The actual cause of teen mental health issues might not be limited to the rise in social media use. Perhaps cell phones and iPads aren’t the only changes that our society has seen in the last generation. Maybe there’s more going on here. Adult mental health, socio-economic tension, drug use among adults and caregivers, and school safety trauma might have something to do with teen mental health, especially since these factors are all out of students’ control.
In a June, 2026 TED Talk, developmental psychologist Candice Odgers highlighted a massive gap between public perception and actual science when it comes to adolescent mental health. She argues that there’s no meaningful statistical link between screen time and mental health symptoms.

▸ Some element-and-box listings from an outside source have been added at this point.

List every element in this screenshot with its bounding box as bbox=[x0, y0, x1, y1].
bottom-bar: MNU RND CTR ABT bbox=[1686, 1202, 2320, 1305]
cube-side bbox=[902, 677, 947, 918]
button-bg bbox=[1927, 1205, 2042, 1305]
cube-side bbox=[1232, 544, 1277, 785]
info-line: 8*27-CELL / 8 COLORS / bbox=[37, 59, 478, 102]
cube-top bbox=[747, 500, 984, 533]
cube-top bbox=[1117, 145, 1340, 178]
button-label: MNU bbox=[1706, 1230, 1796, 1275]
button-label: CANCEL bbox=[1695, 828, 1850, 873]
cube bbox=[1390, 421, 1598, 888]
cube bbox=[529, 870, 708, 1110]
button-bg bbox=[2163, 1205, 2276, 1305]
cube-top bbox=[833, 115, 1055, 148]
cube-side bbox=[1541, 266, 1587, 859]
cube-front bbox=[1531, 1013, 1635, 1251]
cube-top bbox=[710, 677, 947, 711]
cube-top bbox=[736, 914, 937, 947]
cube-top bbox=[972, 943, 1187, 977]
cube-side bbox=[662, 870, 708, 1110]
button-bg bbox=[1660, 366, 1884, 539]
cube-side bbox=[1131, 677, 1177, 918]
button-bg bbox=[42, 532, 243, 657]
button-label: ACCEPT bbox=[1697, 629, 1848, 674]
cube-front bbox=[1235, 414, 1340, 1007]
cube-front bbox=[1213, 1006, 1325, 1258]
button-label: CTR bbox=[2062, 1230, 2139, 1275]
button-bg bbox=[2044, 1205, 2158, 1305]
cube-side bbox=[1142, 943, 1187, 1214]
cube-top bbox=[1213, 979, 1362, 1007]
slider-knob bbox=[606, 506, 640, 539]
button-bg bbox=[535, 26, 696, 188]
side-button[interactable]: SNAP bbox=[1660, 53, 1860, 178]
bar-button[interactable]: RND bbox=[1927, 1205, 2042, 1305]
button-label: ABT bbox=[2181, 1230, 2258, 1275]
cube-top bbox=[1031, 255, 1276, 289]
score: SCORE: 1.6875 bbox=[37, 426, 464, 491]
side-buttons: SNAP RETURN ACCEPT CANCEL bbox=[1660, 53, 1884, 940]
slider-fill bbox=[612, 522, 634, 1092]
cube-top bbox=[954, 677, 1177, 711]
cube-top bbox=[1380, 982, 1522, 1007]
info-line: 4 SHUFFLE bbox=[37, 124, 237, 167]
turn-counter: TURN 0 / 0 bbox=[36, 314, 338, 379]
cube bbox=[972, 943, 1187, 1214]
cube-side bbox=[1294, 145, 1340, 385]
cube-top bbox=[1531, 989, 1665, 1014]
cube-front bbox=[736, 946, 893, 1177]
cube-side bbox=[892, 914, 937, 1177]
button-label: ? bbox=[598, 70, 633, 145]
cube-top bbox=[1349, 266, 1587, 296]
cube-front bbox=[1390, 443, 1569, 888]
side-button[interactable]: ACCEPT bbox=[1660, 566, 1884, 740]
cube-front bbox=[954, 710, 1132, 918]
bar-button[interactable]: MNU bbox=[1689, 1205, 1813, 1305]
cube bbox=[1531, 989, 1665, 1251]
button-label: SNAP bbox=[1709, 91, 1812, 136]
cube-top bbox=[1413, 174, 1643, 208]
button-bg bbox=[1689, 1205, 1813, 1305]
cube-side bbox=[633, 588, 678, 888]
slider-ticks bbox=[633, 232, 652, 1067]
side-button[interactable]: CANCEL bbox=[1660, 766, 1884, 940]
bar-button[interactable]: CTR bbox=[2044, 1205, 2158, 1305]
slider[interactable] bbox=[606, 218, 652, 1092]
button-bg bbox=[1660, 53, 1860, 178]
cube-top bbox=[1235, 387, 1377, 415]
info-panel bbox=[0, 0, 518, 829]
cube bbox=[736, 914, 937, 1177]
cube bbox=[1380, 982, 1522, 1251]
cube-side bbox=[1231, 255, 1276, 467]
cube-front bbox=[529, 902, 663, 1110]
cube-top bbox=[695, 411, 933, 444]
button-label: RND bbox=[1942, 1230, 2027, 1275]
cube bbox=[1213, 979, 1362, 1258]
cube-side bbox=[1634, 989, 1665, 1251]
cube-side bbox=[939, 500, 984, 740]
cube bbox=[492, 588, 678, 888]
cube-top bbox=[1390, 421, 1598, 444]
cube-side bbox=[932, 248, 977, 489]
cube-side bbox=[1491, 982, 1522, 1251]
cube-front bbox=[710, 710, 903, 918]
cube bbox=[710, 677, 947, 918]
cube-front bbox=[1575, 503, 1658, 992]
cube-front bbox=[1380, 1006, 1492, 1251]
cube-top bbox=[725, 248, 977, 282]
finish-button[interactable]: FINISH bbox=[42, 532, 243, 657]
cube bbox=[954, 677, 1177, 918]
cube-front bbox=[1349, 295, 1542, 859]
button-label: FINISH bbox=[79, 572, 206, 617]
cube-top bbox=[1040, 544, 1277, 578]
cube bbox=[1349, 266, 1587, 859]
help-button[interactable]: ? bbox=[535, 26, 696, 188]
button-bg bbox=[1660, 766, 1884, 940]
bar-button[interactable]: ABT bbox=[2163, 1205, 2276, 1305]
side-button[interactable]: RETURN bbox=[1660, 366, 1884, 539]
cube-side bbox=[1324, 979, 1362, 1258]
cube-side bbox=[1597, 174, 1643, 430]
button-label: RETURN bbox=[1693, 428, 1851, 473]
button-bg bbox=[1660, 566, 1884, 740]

She points out that a measure of screen time is useless without an analysis of how that time is being used. And she explains that we often confuse symptoms and causes. When teens are already experiencing severe depression, trauma, or family instability, they tend to retreat to online spaces to seek support, escape toxic environments, or cope with isolation. Removing access to these spaces could be making the problem worse instead of better.
So where does this leave schools? We are in the same place we’ve always been. We are intentional about technology use. When devices help engage students, customize their learning experiences to meet their individual needs, give them ways to collaborate and communicate on their academic work, and demonstrate their learning in interesting ways, we use it. When it doesn’t help us do those things, we set it aside. In reality, that means technology use in our schools is minimal at the primary level, increases at the intermediate level, and then stabilizes through middle school and high school. We’re not afraid of it. We don’t ban it. We don’t delude ourselves into thinking it’s going to solve all of our problems.
But at the same time, we also don’t pretend that technology has caused all of our problems, or that banning it will actually solve them.